Dalla Croisette. Tanti apprezzamenti, ma anche tanti fischi per il film più atteso della sessantaquattresima edizione, The tree of life di Terrence Malick. Forte dell’interpretazione di Sean Penn, protagonista anche del sorrentiniano This must be the place, e di un Brad Pitt in ottima forma, il nuovo film del regista maudit statunitense ruota attorno alla vita di Jack, cresciuto nel Texas degli anni ’50 da un padre duro e autoritario e da una madre, al contrario, dolce e protettiva.
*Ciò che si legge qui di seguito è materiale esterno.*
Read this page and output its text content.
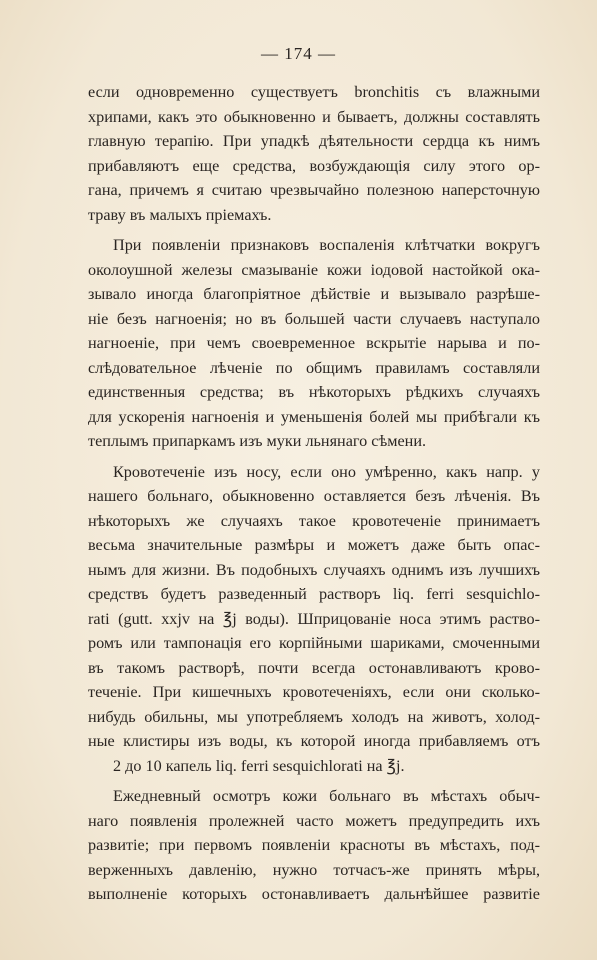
— 174 —
если одновременно существуетъ bronchitis съ влажными
хрипами, какъ это обыкновенно и бываетъ, должны составлять
главную терапію. При упадкѣ дѣятельности сердца къ нимъ
прибавляютъ еще средства, возбуждающія силу этого ор-
гана, причемъ я считаю чрезвычайно полезною наперсточную
траву въ малыхъ пріемахъ.
При появленіи признаковъ воспаленія клѣтчатки вокругъ
околоушной железы смазываніе кожи іодовой настойкой ока-
зывало иногда благопріятное дѣйствіе и вызывало разрѣше-
ніе безъ нагноенія; но въ большей части случаевъ наступало
нагноеніе, при чемъ своевременное вскрытіе нарыва и по-
слѣдовательное лѣченіе по общимъ правиламъ составляли
единственныя средства; въ нѣкоторыхъ рѣдкихъ случаяхъ
для ускоренія нагноенія и уменьшенія болей мы прибѣгали къ
теплымъ припаркамъ изъ муки льнянаго сѣмени.
Кровотеченіе изъ носу, если оно умѣренно, какъ напр. у
нашего больнаго, обыкновенно оставляется безъ лѣченія. Въ
нѣкоторыхъ же случаяхъ такое кровотеченіе принимаетъ
весьма значительные размѣры и можетъ даже быть опас-
нымъ для жизни. Въ подобныхъ случаяхъ однимъ изъ лучшихъ
средствъ будетъ разведенный растворъ liq. ferri sesquichlo-
rati (gutt. xxjv на ℥j воды). Шприцованіе носа этимъ раство-
ромъ или тампонація его корпійными шариками, смоченными
въ такомъ растворѣ, почти всегда остонавливаютъ крово-
теченіе. При кишечныхъ кровотеченіяхъ, если они сколько-
нибудь обильны, мы употребляемъ холодъ на животъ, холод-
ные клистиры изъ воды, къ которой иногда прибавляемъ отъ
2 до 10 капель liq. ferri sesquichlorati на ℥j.
Ежедневный осмотръ кожи больнаго въ мѣстахъ обыч-
наго появленія пролежней часто можетъ предупредить ихъ
развитіе; при первомъ появленіи красноты въ мѣстахъ, под-
верженныхъ давленію, нужно тотчасъ-же принять мѣры,
выполненіе которыхъ остонавливаетъ дальнѣйшее развитіе
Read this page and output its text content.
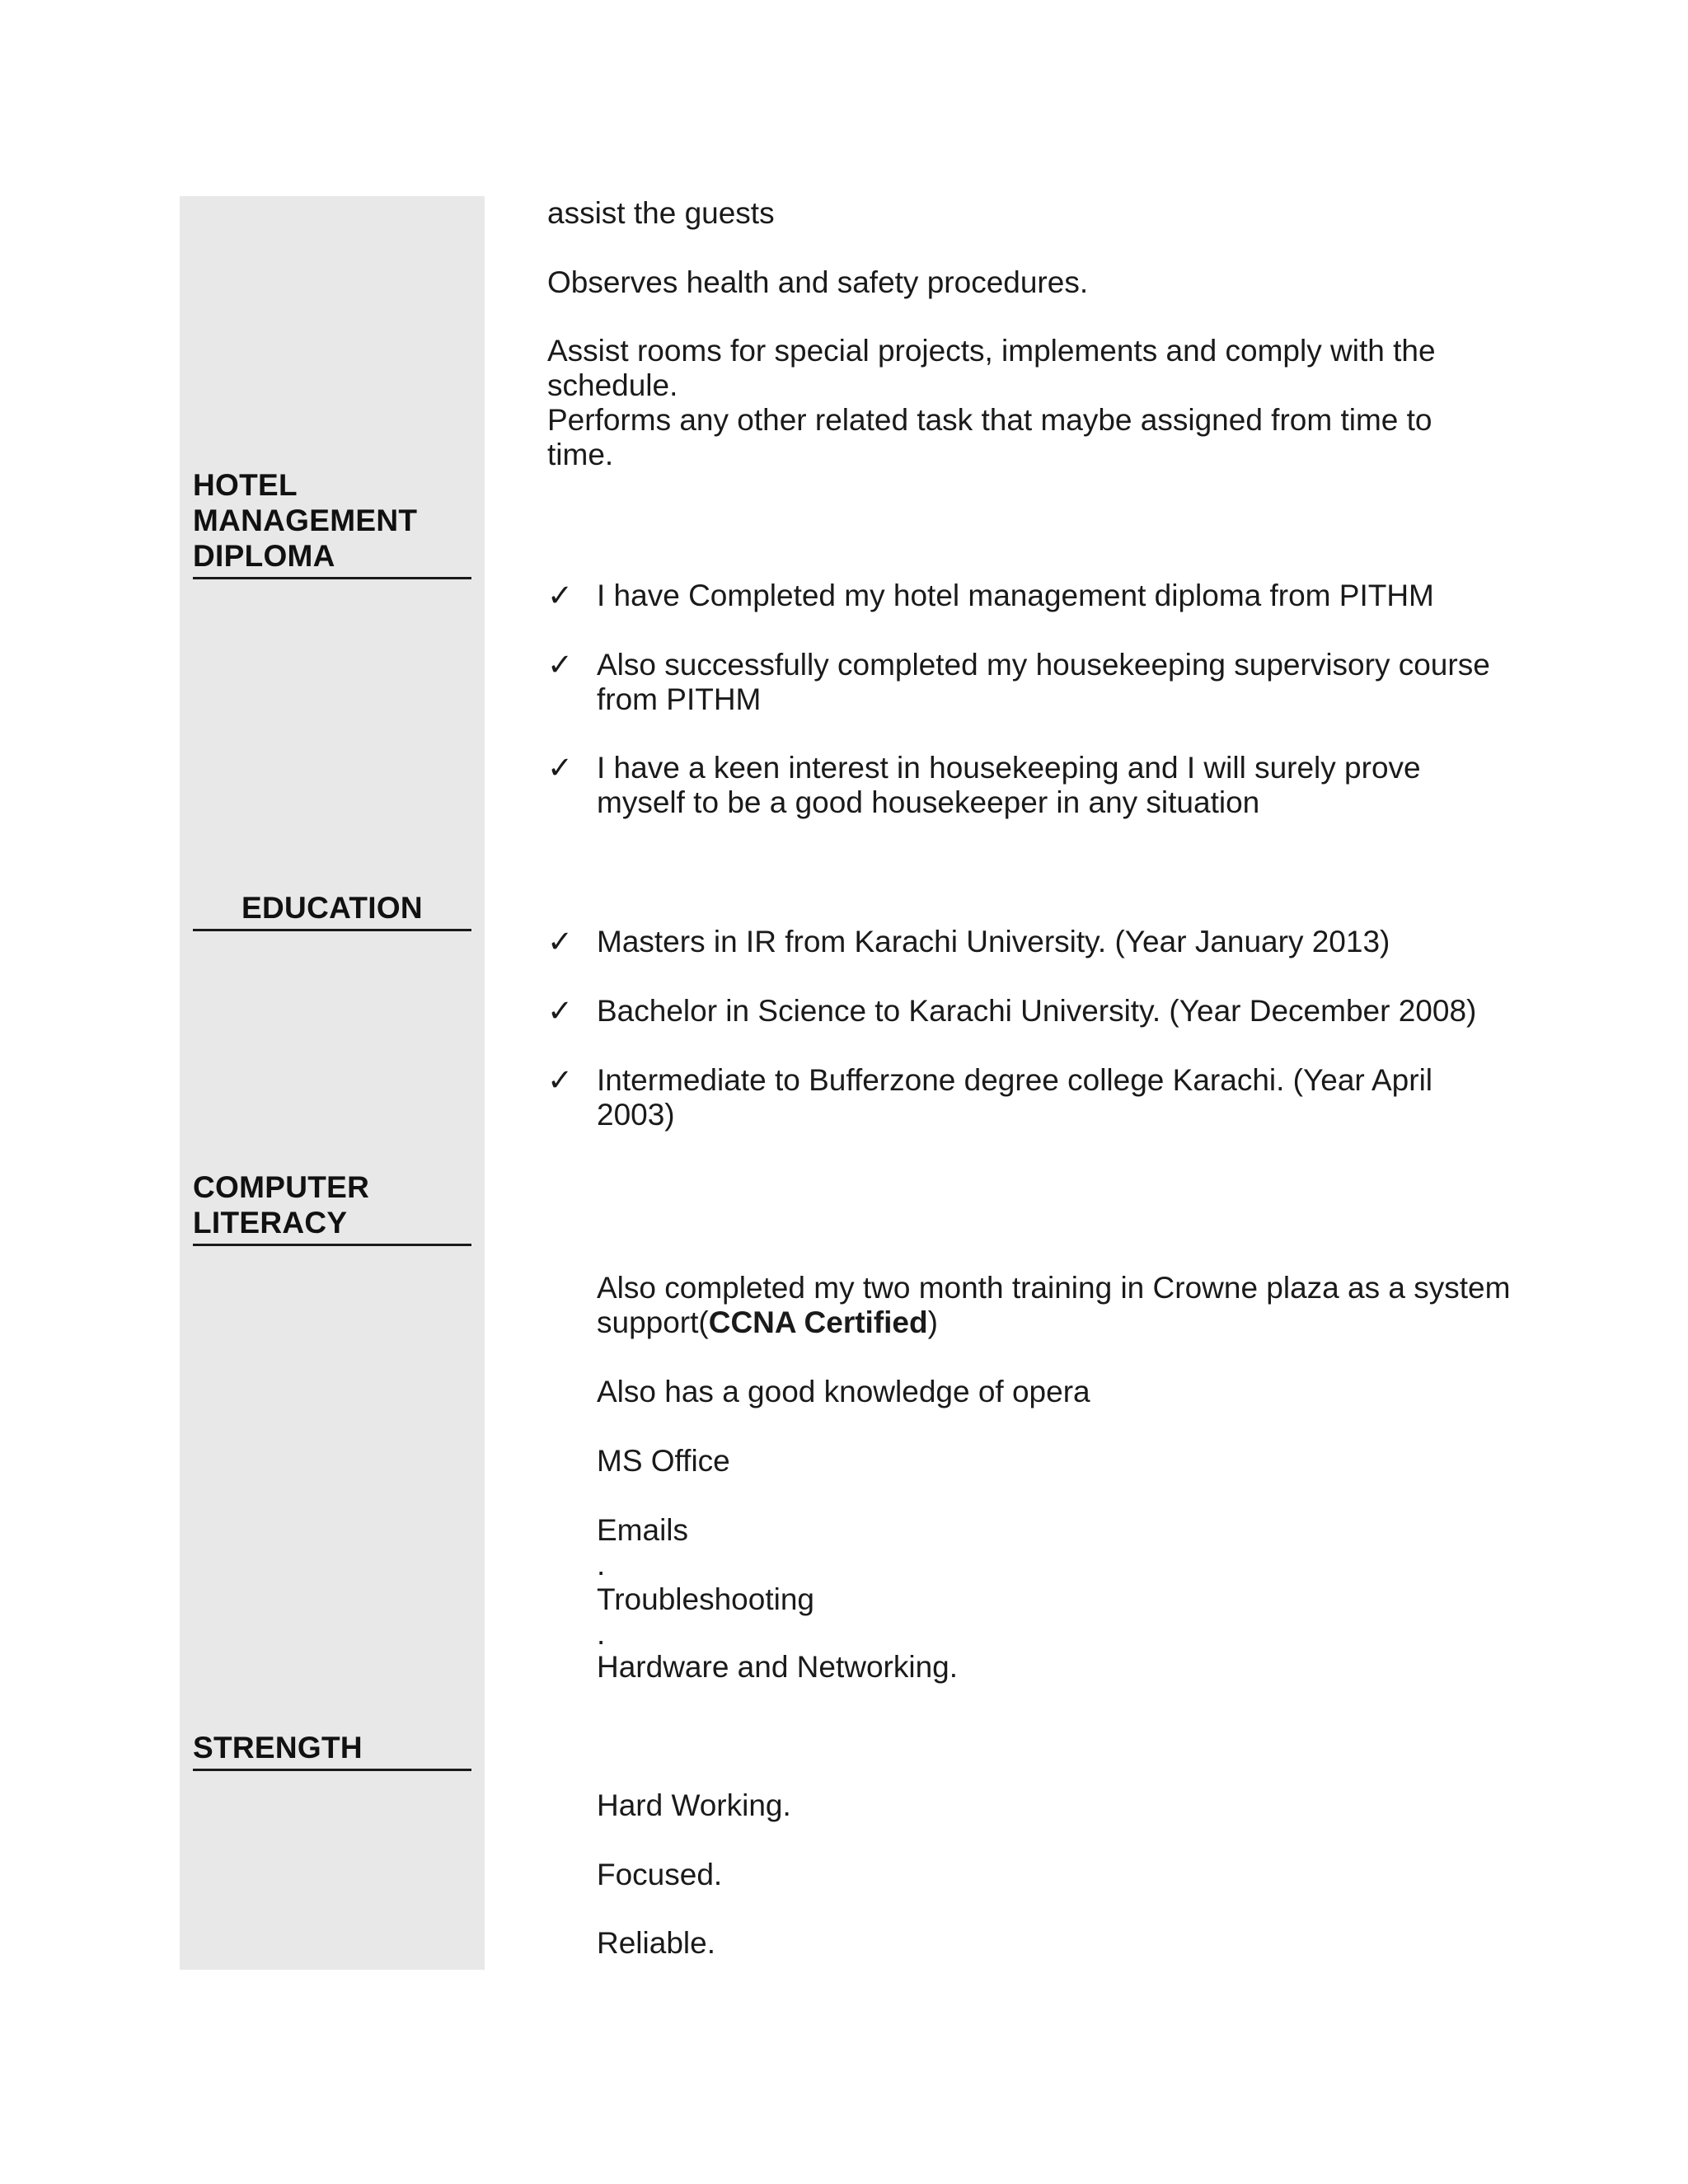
HOTEL MANAGEMENT DIPLOMA
EDUCATION
COMPUTER LITERACY
STRENGTH

assist the guests

Observes health and safety procedures.

Assist rooms for special projects, implements and comply with the schedule.

Performs any other related task that maybe assigned from time to time.

✓ I have Completed my hotel management diploma from PITHM
✓ Also successfully completed my housekeeping supervisory course from PITHM
✓ I have a keen interest in housekeeping and I will surely prove myself to be a good housekeeper in any situation
✓ Masters in IR from Karachi University. (Year January 2013)
✓ Bachelor in Science to Karachi University. (Year December 2008)
✓ Intermediate to Bufferzone degree college Karachi. (Year April 2003)

Also completed my two month training in Crowne plaza as a system support(CCNA Certified)

Also has a good knowledge of opera

MS Office

Emails

.

Troubleshooting

.

Hardware and Networking.

Hard Working.

Focused.

Reliable.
La trama però è solo il pretesto per un architettura filmica quasi onirica, visionaria, che attrae e coinvolge lo spettatore, cullato dalle immagini e dalle innumerevoli riflessioni filosofiche sul senso/mistero della vita. Cinema puro.

In concorso, in questa sesta giornata, anche l’attesissimo, solo dagli sciovinisti francesi, L’Apollonide – Souvenirs de la maison Close di Bertrand Benello, sonoramente fischiato alla proiezione riservata alla stampa. Come Sleeping Beauty di Julia Leigh, sembra proprio che sia stato selezionato per la Palme d’or, secondo la consueta moda cannesiana, solo per provocare e creare scandalo, al fine di guadagnarsi l’attenzione dei media e dei fan voyeurs, attratti dalla nudità delle dodici belles filles della casa di tolleranza. Eccessi ed oscenità terminati? Ma che… c’è ancora Lars von Trier con il suo Melancholia. E il nome è già tutto un programma.